Al igual que otros litigios climáticos internacionales, la demanda española también está basada en la vulneración de los derechos fundamentales, ya que España es uno de los países más vulnerables al cambio climático, según la Agencia Europea de Medio Ambiente, lo que requiere unas políticas mucho más valientes y radicales en la defensa del medio ambiente y del clima, que las que está llevando a cabo este Gobierno, aunque sea cierto que se ha ocupado más del tema que los gobiernos anteriores. Pero sigue siendo insuficiente.

A modo de conclusión

La pandemia de coronavirus nos ha enseñado que es posible una disminución radical de las emisiones de CO2. Evidentemente, esa disminución de la contaminación no fue planificada, sino fruto de la reducción drástica de la producción y del transporte que experimentamos durante algunos meses. Esa falta de planificación exacerbó también las desigualdades y la precariedad social, con especial crudeza en los sectores más débiles de la población, lo que incrementó el sufrimiento humano hasta niveles dramáticos, por lo que no podemos felicitarnos del impacto climático que está teniendo la epidemia.
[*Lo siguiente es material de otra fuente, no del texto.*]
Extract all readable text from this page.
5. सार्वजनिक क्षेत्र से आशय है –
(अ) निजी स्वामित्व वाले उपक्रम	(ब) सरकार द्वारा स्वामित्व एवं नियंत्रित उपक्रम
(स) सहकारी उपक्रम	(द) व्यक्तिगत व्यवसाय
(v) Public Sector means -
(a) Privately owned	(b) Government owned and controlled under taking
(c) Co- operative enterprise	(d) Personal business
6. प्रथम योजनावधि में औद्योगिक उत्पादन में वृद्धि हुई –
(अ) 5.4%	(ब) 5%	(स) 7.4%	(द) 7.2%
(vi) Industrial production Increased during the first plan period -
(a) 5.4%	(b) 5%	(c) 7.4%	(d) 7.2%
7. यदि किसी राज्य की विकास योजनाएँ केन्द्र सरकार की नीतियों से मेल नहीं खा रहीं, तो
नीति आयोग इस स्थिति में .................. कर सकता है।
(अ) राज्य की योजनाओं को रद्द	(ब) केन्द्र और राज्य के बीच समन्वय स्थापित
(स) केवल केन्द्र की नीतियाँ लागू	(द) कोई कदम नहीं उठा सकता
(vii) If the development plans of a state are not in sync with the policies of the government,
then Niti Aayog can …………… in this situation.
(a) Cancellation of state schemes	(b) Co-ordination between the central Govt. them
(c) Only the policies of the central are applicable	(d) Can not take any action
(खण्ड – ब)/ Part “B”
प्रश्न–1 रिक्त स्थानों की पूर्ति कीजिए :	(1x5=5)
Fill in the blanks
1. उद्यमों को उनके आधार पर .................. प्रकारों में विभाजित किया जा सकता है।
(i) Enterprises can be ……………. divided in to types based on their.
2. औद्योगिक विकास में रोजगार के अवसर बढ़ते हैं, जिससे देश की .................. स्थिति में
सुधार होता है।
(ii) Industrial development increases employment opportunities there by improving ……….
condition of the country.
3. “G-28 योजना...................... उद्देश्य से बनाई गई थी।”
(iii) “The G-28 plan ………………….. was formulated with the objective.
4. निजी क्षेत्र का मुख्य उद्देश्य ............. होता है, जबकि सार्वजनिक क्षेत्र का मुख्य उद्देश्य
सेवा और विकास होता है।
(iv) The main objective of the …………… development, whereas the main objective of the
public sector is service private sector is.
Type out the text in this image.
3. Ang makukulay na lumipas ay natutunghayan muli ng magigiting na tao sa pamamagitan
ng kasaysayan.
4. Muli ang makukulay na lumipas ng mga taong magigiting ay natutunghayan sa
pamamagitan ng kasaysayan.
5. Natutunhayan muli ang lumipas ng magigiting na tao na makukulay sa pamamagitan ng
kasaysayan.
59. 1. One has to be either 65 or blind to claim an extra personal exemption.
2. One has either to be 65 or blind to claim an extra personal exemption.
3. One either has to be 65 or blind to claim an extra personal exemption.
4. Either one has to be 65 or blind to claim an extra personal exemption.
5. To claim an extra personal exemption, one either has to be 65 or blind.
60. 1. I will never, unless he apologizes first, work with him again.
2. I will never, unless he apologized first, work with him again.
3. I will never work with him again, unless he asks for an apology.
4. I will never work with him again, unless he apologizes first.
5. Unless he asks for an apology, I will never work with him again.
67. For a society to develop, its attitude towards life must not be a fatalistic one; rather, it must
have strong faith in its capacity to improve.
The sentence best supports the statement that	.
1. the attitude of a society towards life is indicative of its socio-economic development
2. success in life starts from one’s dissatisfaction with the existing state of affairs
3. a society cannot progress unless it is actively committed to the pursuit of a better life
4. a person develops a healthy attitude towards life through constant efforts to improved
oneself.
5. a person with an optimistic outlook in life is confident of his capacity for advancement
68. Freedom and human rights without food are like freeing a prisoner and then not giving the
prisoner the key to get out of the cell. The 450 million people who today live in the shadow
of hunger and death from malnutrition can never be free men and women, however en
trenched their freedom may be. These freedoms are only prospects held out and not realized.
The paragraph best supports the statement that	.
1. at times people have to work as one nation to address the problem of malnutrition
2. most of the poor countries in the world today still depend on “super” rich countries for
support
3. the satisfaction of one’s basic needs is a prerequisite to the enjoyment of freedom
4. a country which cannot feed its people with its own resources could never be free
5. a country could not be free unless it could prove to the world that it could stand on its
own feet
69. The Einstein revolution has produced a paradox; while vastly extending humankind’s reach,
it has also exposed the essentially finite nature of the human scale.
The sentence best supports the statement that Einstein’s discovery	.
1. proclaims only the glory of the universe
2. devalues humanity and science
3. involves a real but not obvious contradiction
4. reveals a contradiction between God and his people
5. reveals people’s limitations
Sin embargo, podemos plantearnos algunas preguntas: ¿por qué la reducción ‘a ciegas’ de la producción y el transporte no podría abrir la puerta a una reducción consentida y planificada?, ¿por qué la globalización, caracterizada por la optimización del beneficio de las multinacionales, no habría de ser sustituida por una cooperación basada en la justicia social y climática?

Resulta evidente que estas alternativas sólo pueden realizarse a través de un cambio político radical. Pero, mientras tanto, la litigación climática, con resultados tan excelentes como el de la sentencia Shell y algunas otras, ha llegado para quedarse.

La ciudadanía exige justicia ambiental y los tribunales nos han tendido la mano. ¡Que tomen nota las empresas contaminantes!